Alfred Frauenfeld | |
---|---|
Born |
Alfred Eduard Frauenfeld 18 May 1898 Austria |
Died | 10 May 1977 Hamburg, West Germany |
(aged 78)
Nationality | Austrian |
Citizenship | Austrian, German (1938-1945) |
Occupation | engineer |
Known for | Far right activist |
Home town | Vienna, Hamburg |
Political party | NSDAP |
Alfred Eduard Frauenfeld (18 May 1898 in Vienna – 10 May 1977 in Hamburg) was an Austrian Nazi leader. An engineer by occupation, he was associated with the pro-Nazi Germany wing of Austrian Nazism.
Frauenfeld was the son of a privy councillor and during the First World War he served on the Italian front as an Officer Candidate in the rank of a sergeant with the pay grade of a lance corporal with the k.u.k. Fliegerkompanie Nr. 48. Working variously as a mason and a bank clerk, Frauenfeld was initially a member of the Christian Social Party.

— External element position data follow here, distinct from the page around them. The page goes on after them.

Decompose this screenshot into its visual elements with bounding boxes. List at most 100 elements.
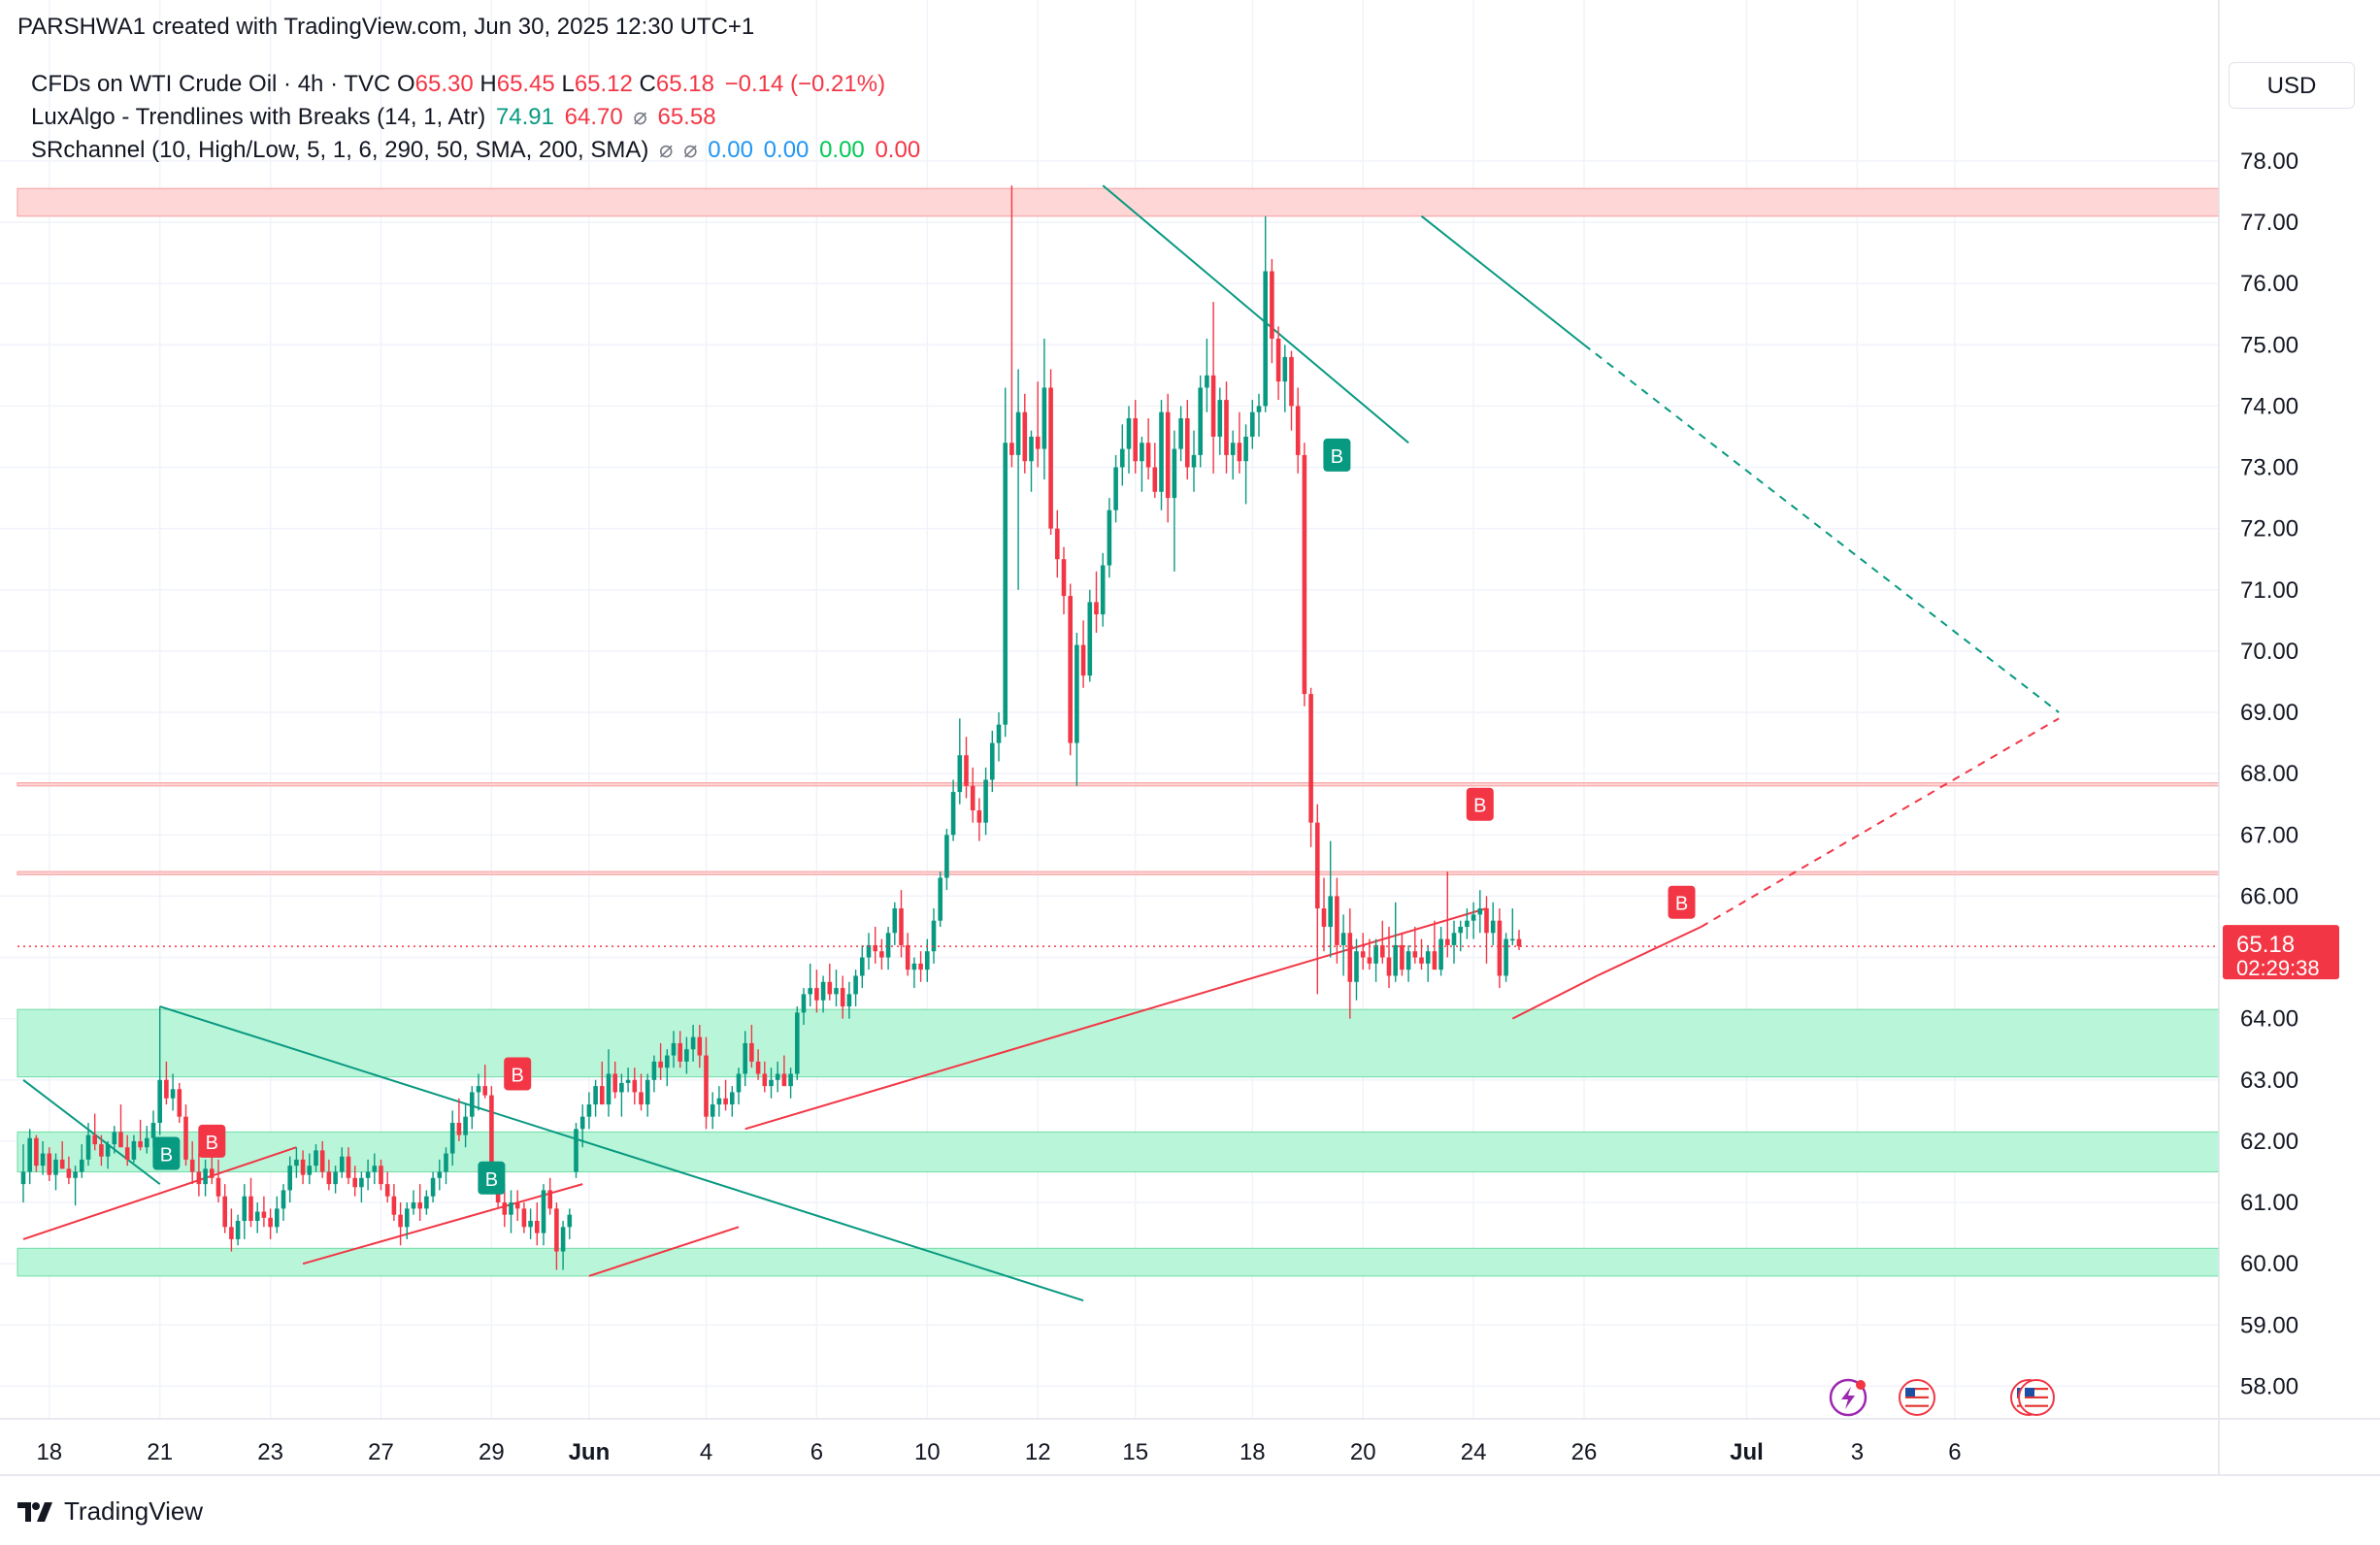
candle-body	[509, 1202, 513, 1215]
candle-body	[795, 1012, 800, 1074]
candle-body	[860, 957, 865, 976]
candle	[814, 970, 819, 1013]
candle-body	[1263, 271, 1268, 407]
lightning-bolt	[1841, 1387, 1855, 1409]
trendline-down	[1102, 184, 1409, 444]
candle-body	[1009, 443, 1014, 455]
candle	[1445, 871, 1450, 958]
candle	[47, 1147, 52, 1181]
legend-srchannel-row[interactable]: SRchannel (10, High/Low, 5, 1, 6, 290, 5…	[31, 134, 920, 167]
candle	[1380, 920, 1385, 964]
candle	[866, 933, 872, 970]
srchannel-value-4: 0.00	[875, 137, 921, 163]
legend-change: −0.14 (−0.21%)	[724, 71, 886, 97]
candle-body	[1041, 387, 1047, 449]
candle	[20, 1144, 26, 1203]
price-tick-label: 66.00	[2240, 883, 2298, 909]
candle-body	[34, 1137, 39, 1167]
candle-body	[352, 1177, 357, 1188]
candle-body	[1237, 443, 1242, 462]
chart-grid	[0, 0, 2219, 1419]
price-tick-label: 71.00	[2240, 577, 2298, 604]
candle-body	[1074, 644, 1079, 743]
candle-body	[846, 994, 852, 1007]
candle	[944, 828, 949, 891]
price-axis[interactable]: 58.0059.0060.0061.0062.0063.0064.0065.00…	[2218, 0, 2380, 1475]
legend-symbol-row[interactable]: CFDs on WTI Crude Oil · 4h · TVC O65.30 …	[31, 68, 920, 101]
candle-body	[1432, 951, 1438, 970]
candle-body	[593, 1086, 598, 1105]
candle	[925, 938, 930, 982]
candle	[860, 944, 865, 989]
candle-body	[1347, 933, 1353, 982]
candle-body	[20, 1171, 26, 1185]
candle-body	[417, 1202, 422, 1209]
candle	[476, 1073, 481, 1111]
candle	[899, 890, 904, 958]
candle-body	[470, 1092, 475, 1117]
candle-body	[899, 908, 904, 945]
candle	[846, 981, 852, 1019]
srchannel-null-symbol-1: ⌀	[659, 137, 674, 163]
candle	[294, 1147, 299, 1178]
candle	[170, 1073, 176, 1111]
candle-body	[1400, 944, 1405, 970]
candle-body	[47, 1153, 52, 1175]
us-flag-event-icon	[1899, 1379, 1935, 1416]
candle-body	[710, 1104, 715, 1117]
candle-body	[1504, 938, 1508, 976]
candle-body	[444, 1153, 448, 1172]
candle	[579, 1104, 585, 1148]
time-axis[interactable]: 18 21 23 27 29 Jun 4 6 10 12 15 18 20 24 26 Jul 3 6	[0, 1418, 2380, 1476]
candle	[287, 1156, 292, 1203]
candle	[1373, 938, 1378, 982]
candle	[521, 1202, 527, 1233]
time-tick-label: 26	[1571, 1439, 1598, 1465]
candle-body	[424, 1196, 429, 1209]
candle	[873, 926, 877, 964]
candle-body	[684, 1049, 689, 1062]
candle	[92, 1113, 97, 1151]
candle	[1237, 411, 1242, 474]
candle	[145, 1126, 149, 1154]
candle	[970, 767, 975, 823]
candle-body	[1094, 602, 1099, 615]
candle	[651, 1055, 657, 1093]
candle-body	[704, 1055, 709, 1117]
time-tick-label: 3	[1851, 1439, 1864, 1465]
candle	[281, 1184, 286, 1221]
candle	[710, 1092, 715, 1130]
candle	[574, 1122, 578, 1178]
currency-button[interactable]: USD	[2229, 62, 2355, 109]
candle-body	[1275, 338, 1281, 382]
candle	[1412, 926, 1418, 964]
legend-luxalgo-row[interactable]: LuxAlgo - Trendlines with Breaks (14, 1,…	[31, 101, 920, 134]
luxalgo-value-1: 74.91	[495, 104, 554, 130]
candle-body	[229, 1227, 234, 1239]
candle	[918, 951, 923, 982]
candle	[384, 1171, 390, 1203]
candle-body	[1477, 908, 1483, 915]
candle	[704, 1036, 709, 1130]
candle	[1458, 920, 1463, 952]
candle	[405, 1202, 410, 1239]
candle-body	[645, 1079, 650, 1105]
candle-body	[92, 1134, 97, 1145]
candle-body	[964, 755, 969, 786]
candle	[1516, 930, 1522, 950]
candle-body	[632, 1079, 638, 1093]
candle	[177, 1082, 182, 1123]
price-tick-label: 73.00	[2240, 455, 2298, 481]
candle	[1224, 381, 1229, 474]
flag-stripe	[2025, 1388, 2048, 1391]
price-tick-label: 69.00	[2240, 700, 2298, 726]
candle	[235, 1214, 241, 1246]
candle-body	[150, 1122, 156, 1138]
candle	[27, 1129, 32, 1185]
candle-body	[579, 1116, 585, 1130]
candle-body	[1438, 938, 1443, 970]
break-label: B	[198, 1124, 226, 1158]
candle	[593, 1079, 598, 1117]
candle	[938, 871, 942, 927]
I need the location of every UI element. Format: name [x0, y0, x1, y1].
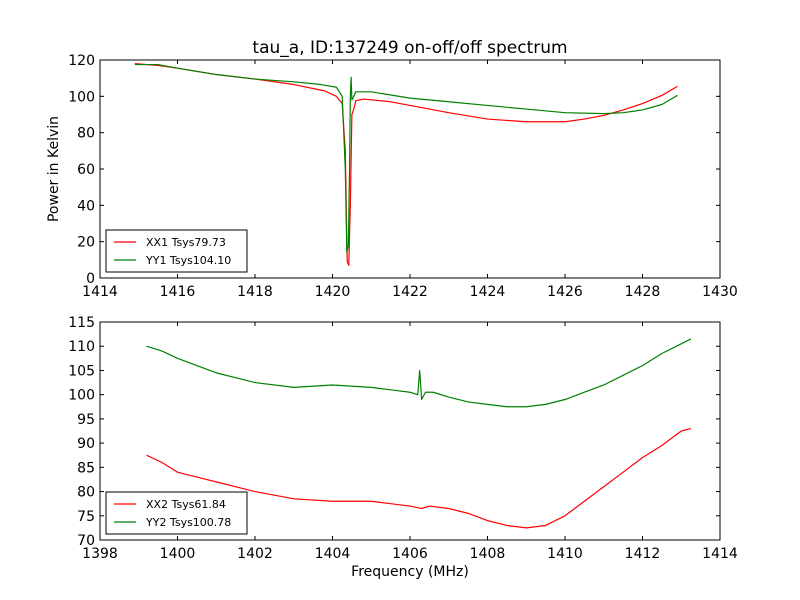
- y-tick-label: 85: [77, 460, 95, 476]
- x-tick-label: 1406: [392, 546, 428, 562]
- y-tick-label: 75: [77, 509, 95, 525]
- x-tick-label: 1398: [82, 546, 118, 562]
- y-tick-label: 100: [68, 89, 95, 105]
- y-tick-label: 115: [68, 315, 95, 331]
- legend: XX2 Tsys61.84 YY2 Tsys100.78: [105, 491, 248, 535]
- y-tick-label: 0: [86, 271, 95, 287]
- series-line-1: [146, 427, 692, 529]
- chart-title: tau_a, ID:137249 on-off/off spectrum: [252, 38, 567, 58]
- x-tick-label: 1402: [237, 546, 273, 562]
- x-tick-label: 1416: [160, 284, 196, 300]
- x-tick-label: 1428: [625, 284, 661, 300]
- x-tick-label: 1426: [547, 284, 583, 300]
- y-tick-label: 105: [68, 363, 95, 379]
- x-tick-label: 1424: [470, 284, 506, 300]
- legend: XX1 Tsys79.73 YY1 Tsys104.10: [105, 229, 248, 273]
- x-tick-label: 1422: [392, 284, 428, 300]
- y-tick-label: 70: [77, 533, 95, 549]
- y-tick-label: 90: [77, 436, 95, 452]
- y-tick-label: 40: [77, 198, 95, 214]
- x-tick-label: 1430: [702, 284, 738, 300]
- x-tick-label: 1414: [702, 546, 738, 562]
- chart-top: 1414 1416 1418 1420 1422 1424 1426 1428 1430 0 20 4…: [46, 38, 738, 300]
- series-line-2: [146, 338, 692, 408]
- x-tick-label: 1410: [547, 546, 583, 562]
- y-tick-label: 95: [77, 412, 95, 428]
- x-tick-label: 1420: [315, 284, 351, 300]
- y-tick-label: 20: [77, 235, 95, 251]
- legend-label: YY1 Tsys104.10: [145, 254, 231, 267]
- y-tick-label: 120: [68, 53, 95, 69]
- series-line-2: [134, 63, 678, 254]
- y-tick-label: 110: [68, 339, 95, 355]
- chart-bottom: 1398 1400 1402 1404 1406 1408 1410 1412 1414 70 75…: [68, 315, 738, 580]
- legend-label: YY2 Tsys100.78: [145, 516, 231, 529]
- y-tick-label: 80: [77, 126, 95, 142]
- legend-box: [105, 229, 248, 273]
- x-tick-label: 1414: [82, 284, 118, 300]
- legend-label: XX1 Tsys79.73: [146, 236, 226, 249]
- legend-box: [105, 491, 248, 535]
- x-axis-label: Frequency (MHz): [351, 564, 469, 580]
- y-axis-label: Power in Kelvin: [46, 116, 62, 222]
- x-tick-label: 1408: [470, 546, 506, 562]
- x-tick-label: 1418: [237, 284, 273, 300]
- y-tick-label: 60: [77, 162, 95, 178]
- x-tick-label: 1400: [160, 546, 196, 562]
- legend-label: XX2 Tsys61.84: [146, 498, 226, 511]
- y-tick-label: 80: [77, 485, 95, 501]
- x-tick-label: 1412: [625, 546, 661, 562]
- y-tick-label: 100: [68, 388, 95, 404]
- series-line-1: [134, 63, 678, 266]
- x-tick-label: 1404: [315, 546, 351, 562]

However Frauenfeld first came to prominence in the politics of Vienna, initially in Hermann Hiltl's movement, before becoming a highly influential figure amongst the city's Nazis during the late 1920s. He seems to have joined the Austrian Nazi Party in August 1929 and very quickly took on the role of bezirksleiter for his district of Vienna. He was confirmed by Adolf Hitler as Nazi Gauleiter in Vienna in 1930. In this role he became hugely active, organising over 1000 propaganda meetings in three years and founding a party newspaper Der Kampfruf with his own money in 1930, before ultimately running four Nazi dailies and four weeklies. Under his command the Nazis became an important force in Vienna, winning almost ten times as many votes in the 1932 elections as they did in 1930. From a few hundred members when he took over, Frauenfeld had expanded the Viennese party to 40,000 members by 1934. Frauenfeld's success saw him considered for the post of leader of the Austrian Nazi Party in 1931, although ultimately Theodor Habicht was chosen for the role by Gregor Strasser on Hitler's advice. Despite his success as an organiser Frauenfeld also had a reputation for a domineering and impolite temperament, something which ensured a frosty relationship with other leading Austrian Nazis Josef Leopold and Alfred Proksch.